FORT LAUDERDALE (CBSMiami) – Former Broward Teachers Union president Pat Santeramo was released from jail shortly after 4 p.m. Friday following a late Thursday night decision from a Broward County judge.
As Santeramo was leaving jail, CBS4 asked for a comment, but the former BTU president didn’t say a word.
Santeramo’s bond was set Wednesday at $480,000, but was not allowed to be released from jail until his attorney Ben Kuehne showed that any money or collateral put up for the bond premium came from a legitimate source.
During Thursday’s Nebbia hearing, Santeramo’s wife Lynne Webb, testified that the couple has for years held more than a half-million dollars in savings account CDs.
“We’ve used our combined income which averaged over 250-thousand dollars every year, to save money and pay down our debts and saved very aggressively,” said Webb.
She also testified that the sizable savings grew even as the couple paid a $274,000 down payment on a Martin County vacation home in 2007, and then paid off the remaining $300,000 mortgage in just three years.
“We had a very aggressive savings plan,” Webb said, telling the court that the pair’s combined $250,000-plus income enabled them to both pay routine bills while socking plenty of money away.
Webb earns $89,000 a year as president of the teacher’s union in Pasco County.
Prosecutors argued that it was Santeramo’s illegal activities that swelled his savings accounts: He is accused of stealing roughly $300,000 from the teachers union during the past five years. The source of the couple’s nest egg was critical, as money derived from illegal activity cannot be used to finance Santeramo’s bond. Should various bank accounts have been disqualified, Santeramo might have encountered difficulty financing his release.
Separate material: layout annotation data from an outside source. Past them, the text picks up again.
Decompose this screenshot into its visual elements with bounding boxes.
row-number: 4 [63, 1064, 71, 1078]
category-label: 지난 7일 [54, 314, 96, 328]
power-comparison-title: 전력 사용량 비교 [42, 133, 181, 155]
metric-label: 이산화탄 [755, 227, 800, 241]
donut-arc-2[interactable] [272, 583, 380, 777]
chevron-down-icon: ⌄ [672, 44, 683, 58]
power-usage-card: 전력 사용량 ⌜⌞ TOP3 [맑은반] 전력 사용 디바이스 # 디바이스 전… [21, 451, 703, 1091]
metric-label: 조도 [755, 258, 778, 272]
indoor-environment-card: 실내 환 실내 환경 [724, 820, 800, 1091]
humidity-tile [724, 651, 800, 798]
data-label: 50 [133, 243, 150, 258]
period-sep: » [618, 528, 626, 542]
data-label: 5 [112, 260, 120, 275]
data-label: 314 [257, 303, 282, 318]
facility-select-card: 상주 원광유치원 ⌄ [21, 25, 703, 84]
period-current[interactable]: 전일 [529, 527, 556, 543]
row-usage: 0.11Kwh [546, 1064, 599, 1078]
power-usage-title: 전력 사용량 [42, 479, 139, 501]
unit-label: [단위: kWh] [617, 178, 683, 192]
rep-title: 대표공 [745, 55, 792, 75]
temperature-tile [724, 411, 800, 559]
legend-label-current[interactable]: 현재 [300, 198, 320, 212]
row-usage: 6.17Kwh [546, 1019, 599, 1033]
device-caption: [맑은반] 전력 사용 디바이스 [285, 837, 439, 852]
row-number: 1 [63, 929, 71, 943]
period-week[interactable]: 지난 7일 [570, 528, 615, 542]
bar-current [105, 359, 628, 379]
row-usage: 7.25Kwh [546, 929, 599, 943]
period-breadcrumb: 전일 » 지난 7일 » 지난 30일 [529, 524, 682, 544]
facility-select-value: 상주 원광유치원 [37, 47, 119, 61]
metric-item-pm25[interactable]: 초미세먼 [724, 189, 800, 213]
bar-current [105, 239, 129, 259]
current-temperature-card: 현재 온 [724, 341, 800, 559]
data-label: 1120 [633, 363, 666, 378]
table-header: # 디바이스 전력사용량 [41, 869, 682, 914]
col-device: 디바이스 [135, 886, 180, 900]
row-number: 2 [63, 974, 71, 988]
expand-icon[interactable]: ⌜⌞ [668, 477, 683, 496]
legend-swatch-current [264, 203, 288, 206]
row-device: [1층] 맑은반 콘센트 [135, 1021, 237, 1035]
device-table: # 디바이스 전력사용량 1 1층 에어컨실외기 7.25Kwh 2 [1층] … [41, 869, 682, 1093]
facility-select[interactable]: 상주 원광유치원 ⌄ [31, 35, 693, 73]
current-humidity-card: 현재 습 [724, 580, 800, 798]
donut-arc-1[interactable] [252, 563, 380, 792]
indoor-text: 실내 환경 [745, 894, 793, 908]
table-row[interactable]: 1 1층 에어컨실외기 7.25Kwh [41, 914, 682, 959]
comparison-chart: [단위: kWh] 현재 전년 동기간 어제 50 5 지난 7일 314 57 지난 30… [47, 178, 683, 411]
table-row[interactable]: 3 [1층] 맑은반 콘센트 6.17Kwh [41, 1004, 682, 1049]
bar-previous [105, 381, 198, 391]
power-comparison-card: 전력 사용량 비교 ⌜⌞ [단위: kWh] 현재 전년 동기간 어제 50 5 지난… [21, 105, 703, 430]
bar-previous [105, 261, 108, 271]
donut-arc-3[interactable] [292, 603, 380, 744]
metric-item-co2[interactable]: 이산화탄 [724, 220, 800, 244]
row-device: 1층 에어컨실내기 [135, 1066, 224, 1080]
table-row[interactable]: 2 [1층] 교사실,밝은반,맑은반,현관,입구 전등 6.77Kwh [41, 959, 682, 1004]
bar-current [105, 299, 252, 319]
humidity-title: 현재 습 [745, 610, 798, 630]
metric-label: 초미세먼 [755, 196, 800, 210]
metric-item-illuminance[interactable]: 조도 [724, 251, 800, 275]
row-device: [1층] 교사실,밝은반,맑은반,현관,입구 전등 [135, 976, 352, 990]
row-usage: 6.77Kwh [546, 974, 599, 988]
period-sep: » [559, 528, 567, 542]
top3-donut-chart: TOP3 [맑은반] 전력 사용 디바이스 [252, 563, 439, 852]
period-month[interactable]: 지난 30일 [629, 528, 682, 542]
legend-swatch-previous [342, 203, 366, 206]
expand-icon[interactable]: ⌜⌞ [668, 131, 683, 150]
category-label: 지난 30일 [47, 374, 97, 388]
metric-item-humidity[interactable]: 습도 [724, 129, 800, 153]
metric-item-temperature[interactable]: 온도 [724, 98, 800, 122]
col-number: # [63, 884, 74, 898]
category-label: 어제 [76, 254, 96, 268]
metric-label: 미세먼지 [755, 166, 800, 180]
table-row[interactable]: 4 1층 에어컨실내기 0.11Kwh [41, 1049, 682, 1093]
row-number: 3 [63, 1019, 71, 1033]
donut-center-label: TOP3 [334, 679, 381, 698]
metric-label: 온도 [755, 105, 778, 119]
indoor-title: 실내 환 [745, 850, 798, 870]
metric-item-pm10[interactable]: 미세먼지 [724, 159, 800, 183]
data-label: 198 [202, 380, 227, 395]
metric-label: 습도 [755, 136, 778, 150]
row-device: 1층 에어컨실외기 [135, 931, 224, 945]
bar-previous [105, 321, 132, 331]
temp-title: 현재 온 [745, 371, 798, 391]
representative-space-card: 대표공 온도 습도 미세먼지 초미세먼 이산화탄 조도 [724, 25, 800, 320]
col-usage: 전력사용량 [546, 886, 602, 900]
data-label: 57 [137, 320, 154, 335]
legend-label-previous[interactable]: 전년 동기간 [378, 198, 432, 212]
Santeramo, 64, faces a total of 20 charges including: one count of racketeering, six counts of grand theft, five counts of campaign contributions violations, and several others.
According to the Broward State Attorney’s Office, after his election as president of the BTU in November 2001, Santeramo “began using the BTU as his artifice to organize his scheme to defraud the union and its members.”
“Santeramo, while using his unilateral control of the union’s business to include contracting, vendor approval, payment authorization and distribution of union assets, manipulated the union’s business, accounting and financial operations for his own benefit,” the arrest affidavit said.
Santeramo has denied any wrongdoing.
He issued a statement saying, “Having spent a lifetime of dedication to the public school students and teachers of Broward County, I’m disappointed by the criminal charges. At no time have I acted dishonestly or in violation of my sacred trust to the teachers of Broward County. Unfortunately in today’s troubling political times, the righteous cause of organized labor is under assault.”
Prosecutors say that’s a distortion of the facts.
According to the SAO, from 2001 to 2012, Santeramo “was able to systematically divert approximately $165,500 in union funds to himself through an invoice-kickback scheme with a construction company.”
The SAO said in one of the 43 instances of racketeering discovered by their investigation; Santeramo had the construction company bill the union $89,295 for repairing the building’s elevators.
The company then gave $20,000 of the union’s payment back to Santeramo in cash, according to the SAO.
According to the SAO, Santeramo also improperly collected more than $121, 848 in false sick and vacation time.
A BTU audit found that under Santeramo’s leadership, the union spent nearly $4 million in reserve fund over multiple years on political campaigns, rallies, and other areas. Additionally, the BTU didn’t pass along increases in state and national union dues to members.
- Click here to read more on the audit from CBS4’s Carey Codd
The state attorney’s office also said Santeramo made a series of illegal campaign contributions by having 25 people, including union members, make donations to a variety of candidate and then would reimburse the people form union funds for their contribution.
Santeramo’s lawyer said Santeramo is not guilty of the charges and that the charges are part of a bigger battle against labor.
Based on the charges, Santeramo faces up to life in prison for the crimes if he is convicted.